Numa manifestação de força da comunidade — calcula-se que existam cinco milhões de muçulmanos em França, representando oito por cento da população — jovens muçulmanas manifestaram-se no passado dia 17 de Janeiro em Paris, reivindicando o direito a usar o véu.
Muhammad Habib, o "número dois" da influente Irmandada Muçulmana, criada por Hassan al-Banna no Egipto, alertou hoje que a adopção da lei "terá consequências negativas na atitude dos povos árabes e muçulmanos para com a França e o Governo francês". O líder sublinhou ainda que "o uso do véu é uma obrigação islâmica" e recordou que Paris até é bem visto no mundo árabe, principalmente "no que toca à causa palestiniana".
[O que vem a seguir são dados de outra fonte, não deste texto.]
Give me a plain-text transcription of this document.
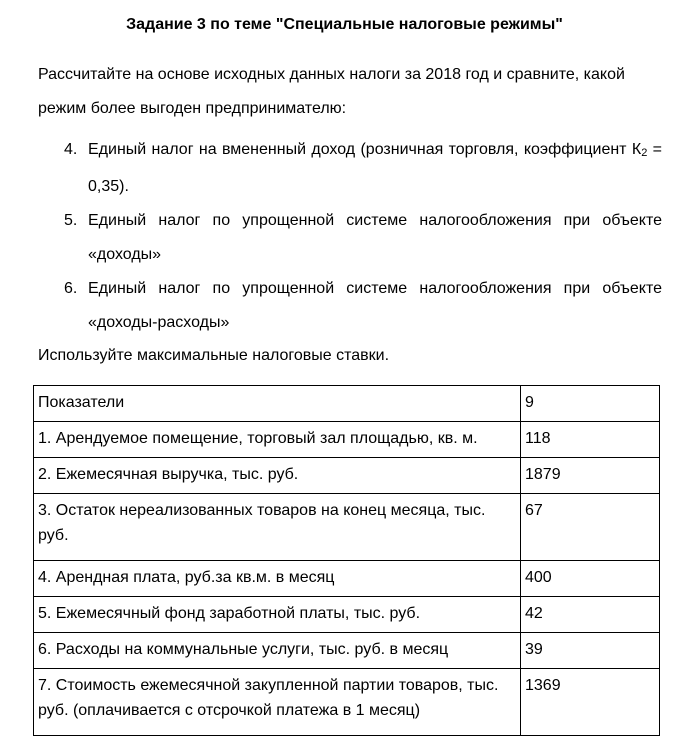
Задание 3 по теме "Специальные налоговые режимы"
Рассчитайте на основе исходных данных налоги за 2018 год и сравните, какой режим более выгоден предпринимателю:
4. Единый налог на вмененный доход (розничная торговля, коэффициент $К_2 = 0,35$).
5. Единый налог по упрощенной системе налогообложения при объекте «доходы»
6. Единый налог по упрощенной системе налогообложения при объекте «доходы-расходы»
Используйте максимальные налоговые ставки.
Показатели	9
1. Арендуемое помещение, торговый зал площадью, кв. м.	118
2. Ежемесячная выручка, тыс. руб.	1879
3. Остаток нереализованных товаров на конец месяца, тыс. руб.	67
4. Арендная плата, руб.за кв.м. в месяц	400
5. Ежемесячный фонд заработной платы, тыс. руб.	42
6. Расходы на коммунальные услуги, тыс. руб. в месяц	39
7. Стоимость ежемесячной закупленной партии товаров, тыс. руб. (оплачивается с отсрочкой платежа в 1 месяц)	1369
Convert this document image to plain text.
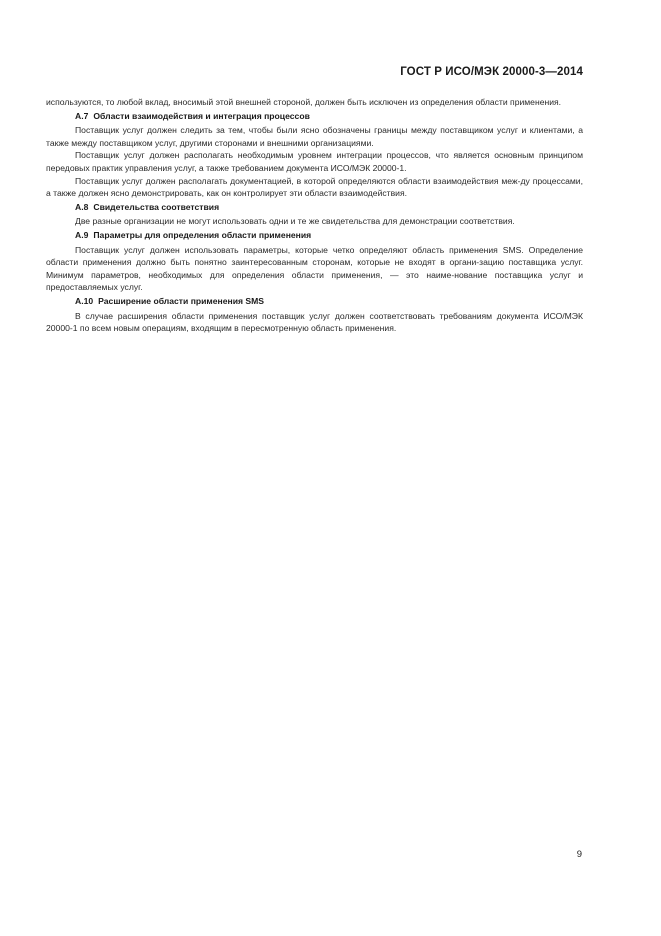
ГОСТ Р ИСО/МЭК 20000-3—2014

используются, то любой вклад, вносимый этой внешней стороной, должен быть исключен из определения области применения.

А.7 Области взаимодействия и интеграция процессов

Поставщик услуг должен следить за тем, чтобы были ясно обозначены границы между поставщиком услуг и клиентами, а также между поставщиком услуг, другими сторонами и внешними организациями.

Поставщик услуг должен располагать необходимым уровнем интеграции процессов, что является основным принципом передовых практик управления услуг, а также требованием документа ИСО/МЭК 20000-1.

Поставщик услуг должен располагать документацией, в которой определяются области взаимодействия меж-ду процессами, а также должен ясно демонстрировать, как он контролирует эти области взаимодействия.

А.8 Свидетельства соответствия

Две разные организации не могут использовать одни и те же свидетельства для демонстрации соответствия.

А.9 Параметры для определения области применения

Поставщик услуг должен использовать параметры, которые четко определяют область применения SMS. Определение области применения должно быть понятно заинтересованным сторонам, которые не входят в органи-зацию поставщика услуг. Минимум параметров, необходимых для определения области применения, — это наиме-нование поставщика услуг и предоставляемых услуг.

А.10 Расширение области применения SMS

В случае расширения области применения поставщик услуг должен соответствовать требованиям документа ИСО/МЭК 20000-1 по всем новым операциям, входящим в пересмотренную область применения.

9
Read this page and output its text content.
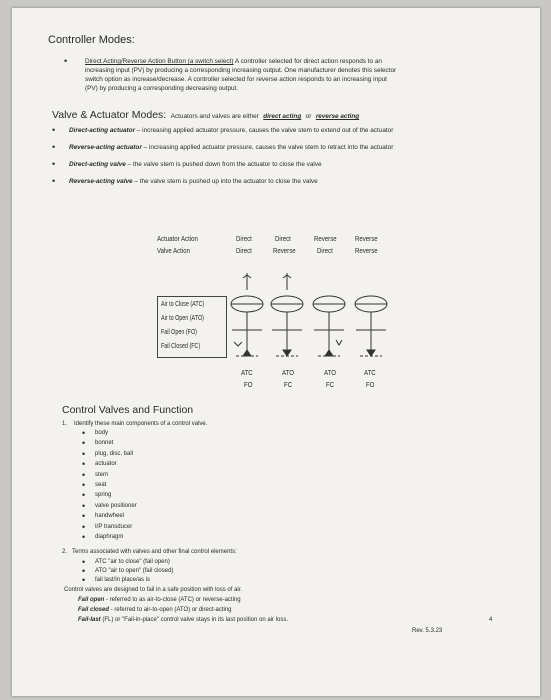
Controller Modes:
•	Direct Acting/Reverse Action Button (a switch select) A controller selected for direct action responds to an
increasing input (PV) by producing a corresponding increasing output. One manufacturer denotes this selector
switch option as increase/decrease. A controller selected for reverse action responds to an increasing input
(PV) by producing a corresponding decreasing output.
Valve & Actuator Modes: Actuators and valves are either direct acting or reverse acting
• Direct-acting actuator – increasing applied actuator pressure, causes the valve stem to extend out of the actuator
• Reverse-acting actuator – increasing applied actuator pressure, causes the valve stem to retract into the actuator
• Direct-acting valve – the valve stem is pushed down from the actuator to close the valve
• Reverse-acting valve – the valve stem is pushed up into the actuator to close the valve
Actuator Action
Valve Action
Direct
Direct
Direct
Reverse
Reverse
Direct
Reverse
Reverse
Air to Close (ATC)
Air to Open (ATO)
Fail Open (FO)
Fail Closed (FC)
ATC
FO
ATO
FC
ATO
FC
ATC
FO
Control Valves and Function
1. Identify these main components of a control valve.
• body
• bonnet
• plug, disc, ball
• actuator
• stem
• seat
• spring
• valve positioner
• handwheel
• I/P transducer
• diaphragm
2. Terms associated with valves and other final control elements:
• ATC "air to close" (fail open)
• ATO "air to open" (fail closed)
• fail last/in place/as is
Control valves are designed to fail in a safe position with loss of air.
Fail open - referred to as air-to-close (ATC) or reverse-acting
Fail closed - referred to air-to-open (ATO) or direct-acting
Fail-last (FL) or "Fail-in-place" control valve stays in its last position on air loss.
Rev. 5.3.23
4
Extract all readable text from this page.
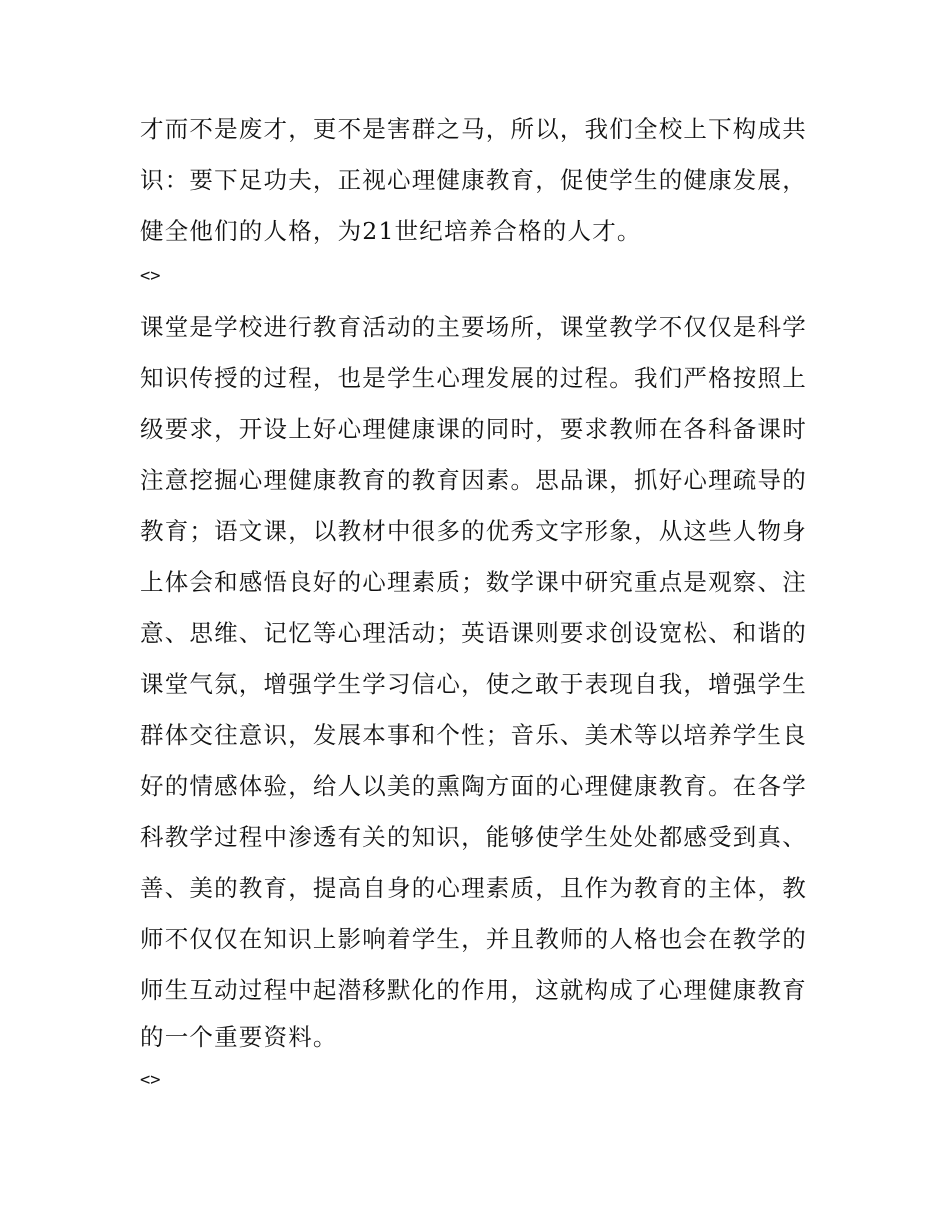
才而不是废才，更不是害群之马，所以，我们全校上下构成共

识：要下足功夫，正视心理健康教育，促使学生的健康发展，

健全他们的人格，为21世纪培养合格的人才。

<>

课堂是学校进行教育活动的主要场所，课堂教学不仅仅是科学

知识传授的过程，也是学生心理发展的过程。我们严格按照上

级要求，开设上好心理健康课的同时，要求教师在各科备课时

注意挖掘心理健康教育的教育因素。思品课，抓好心理疏导的

教育；语文课，以教材中很多的优秀文字形象，从这些人物身

上体会和感悟良好的心理素质；数学课中研究重点是观察、注

意、思维、记忆等心理活动；英语课则要求创设宽松、和谐的

课堂气氛，增强学生学习信心，使之敢于表现自我，增强学生

群体交往意识，发展本事和个性；音乐、美术等以培养学生良

好的情感体验，给人以美的熏陶方面的心理健康教育。在各学

科教学过程中渗透有关的知识，能够使学生处处都感受到真、

善、美的教育，提高自身的心理素质，且作为教育的主体，教

师不仅仅在知识上影响着学生，并且教师的人格也会在教学的

师生互动过程中起潜移默化的作用，这就构成了心理健康教育

的一个重要资料。

<>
O debate sobre o uso de símbolos religiosos nas escolas públicas francesas surgiu após o caso de uma menina que pretendia manter o véu islâmico durante as aulas. Os defensores da proibição — o Governo, excluindo os ministros da Educação e do Interior, a direita, os socialistas e a generalidade dos sindicatos ligados à educação — consideram que tais símbolos promovem atitudes religiosas extremistas, enquanto os opositores — entre os quais estão as diferentes confissões religiosas, grande parte da esquerda e as associações que combatem a discriminação e defendem os direitos humanos — temem que surjam reacções radicais na sequência da interdição.
De acordo com várias sondagens efectuadas a propósito deste debate, a maioria dos franceses apoia a interdição de símbolos religiosos nas escolas públicas, mas os líderes das comunidades muçulmana, judaica e cristã já manifestaram a sua oposição.